Depois de muito “fuçarem” a história descobriram que quem estava agindo por trás de tudo aquilo era o falecido dono Roland LeBay, que teve um destino trágico. Como um bom filme de terror, só restava ao trio então destruir Christine que descobre os planos e se torna uma máquina mortífera e possuída, com poderes de auto reconstrução.

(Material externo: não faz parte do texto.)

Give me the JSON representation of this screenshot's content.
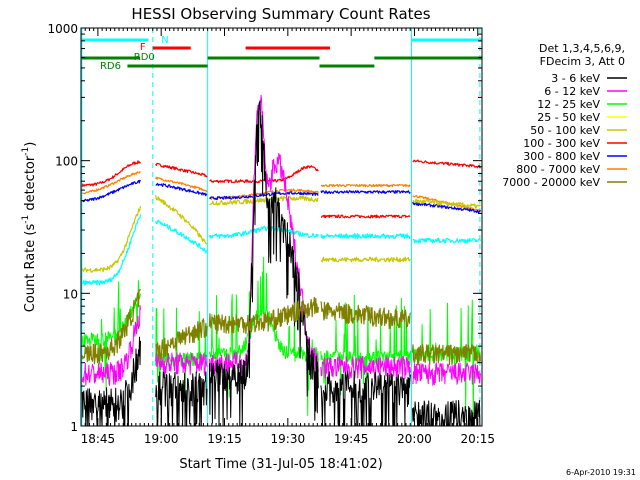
{
  "chart_data": {
    "type": "line",
    "title": "HESSI Observing Summary Count Rates",
    "xlabel": "Start Time (31-Jul-05 18:41:02)",
    "ylabel_main": "Count Rate (s",
    "ylabel_sup1": "-1",
    "ylabel_mid": " detector",
    "ylabel_sup2": "-1",
    "ylabel_end": ")",
    "footer": "6-Apr-2010 19:31",
    "y_scale": "log",
    "ylim": [
      1,
      1000
    ],
    "xlim_minutes_after_1841": [
      0,
      95
    ],
    "x_ticks": [
      {
        "label": "18:45",
        "t": 4
      },
      {
        "label": "19:00",
        "t": 19
      },
      {
        "label": "19:15",
        "t": 34
      },
      {
        "label": "19:30",
        "t": 49
      },
      {
        "label": "19:45",
        "t": 64
      },
      {
        "label": "20:00",
        "t": 79
      },
      {
        "label": "20:15",
        "t": 94
      }
    ],
    "y_ticks": [
      {
        "label": "1",
        "v": 1
      },
      {
        "label": "10",
        "v": 10
      },
      {
        "label": "100",
        "v": 100
      },
      {
        "label": "1000",
        "v": 1000
      }
    ],
    "legend_header": [
      "Det 1,3,4,5,6,9,",
      "FDecim 3, Att 0"
    ],
    "series": [
      {
        "name": "3 - 6 keV",
        "color": "#000000"
      },
      {
        "name": "6 - 12 keV",
        "color": "#ff00ff"
      },
      {
        "name": "12 - 25 keV",
        "color": "#00ff00"
      },
      {
        "name": "25 - 50 keV",
        "color": "#ffff00"
      },
      {
        "name": "50 - 100 keV",
        "color": "#c8c800"
      },
      {
        "name": "100 - 300 keV",
        "color": "#ff0000"
      },
      {
        "name": "300 - 800 keV",
        "color": "#0000ff"
      },
      {
        "name": "800 - 7000 keV",
        "color": "#ff8000"
      },
      {
        "name": "7000 - 20000 keV",
        "color": "#808000"
      }
    ],
    "flag_labels": [
      {
        "text": "N",
        "color": "#00ffff"
      },
      {
        "text": "F",
        "color": "#ff0000"
      },
      {
        "text": "RD0",
        "color": "#008000"
      },
      {
        "text": "RD6",
        "color": "#008000"
      }
    ]
  }
}
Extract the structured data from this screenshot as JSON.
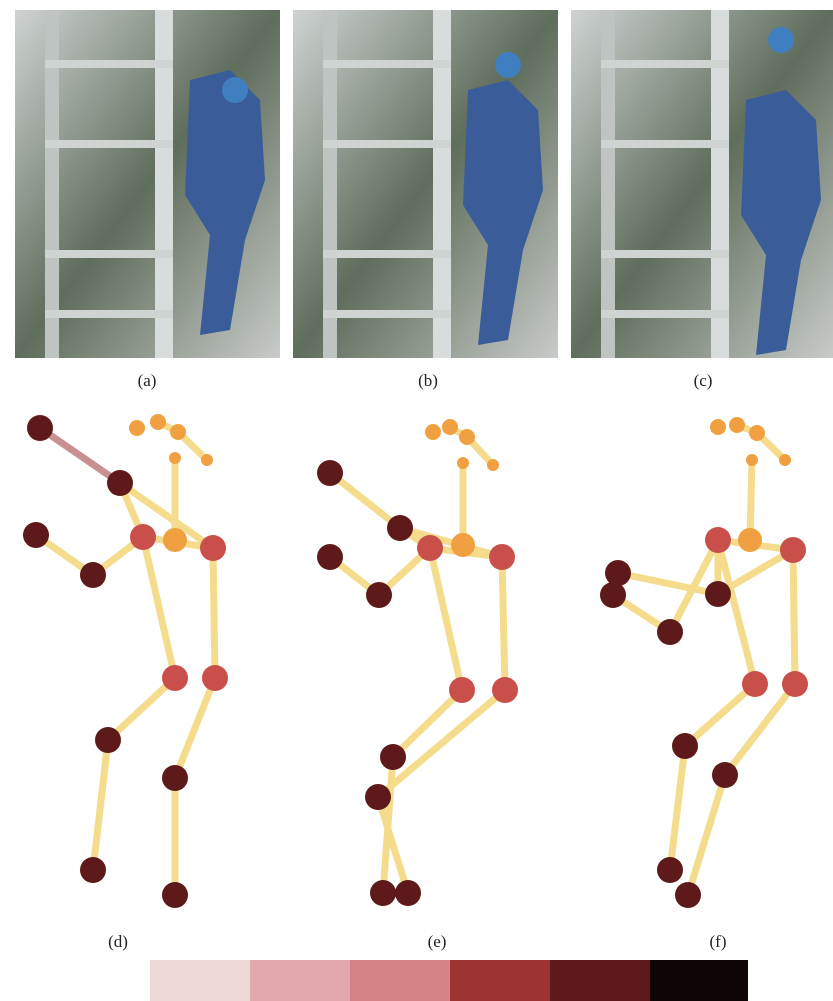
{
  "panels": {
    "photos": [
      "(a)",
      "(b)",
      "(c)"
    ],
    "skeletons": [
      "(d)",
      "(e)",
      "(f)"
    ]
  }
}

É aí que o “bicho pega”, mas para deixar você curioso não vamos contar o resto do filme para não perder a graça. Um ano depois do lançamento da primeira versão, em 1984 chegou às telonas “Christine 2 – A Vingança”, mostrando a máquina ainda mais furiosa e ciumenta.

Trailer: 

https://www.youtube.com/watch?v=rA_3vemQ9JA

Curiosidades:

  • No livro o carro “aparece” com quatro portas, porém, na realidade o Plymouth Fury só foi produzido com duas.
Plymouth Fury com duas portas. Crédito da Foto: Divulgação.
Plymouth Fury com duas portas. Crédito da Foto: Divulgação.
  •  Para as filmagens ao todo foram utilizados 25 carros, dos quais 13 saíram diretamente para o ferro velho, pois ficaram destruídos.
  •  O ronco do motor de Christine pode ser ouvido originalmente enquanto você assiste aos créditos do filme.
  • Por falar em motor, no livro ele é de cilindros longos, já nos filmes a carburação com barris 2×4.
  •  Ainda sobre as diferenças sobre livro e filme, no primeiro a placa era branca, da Pensilvânia e com a identificação “HY – 6241- J”. Já no filme a placa é amarela, da Califórnia com a inscrição “CQB – 241”.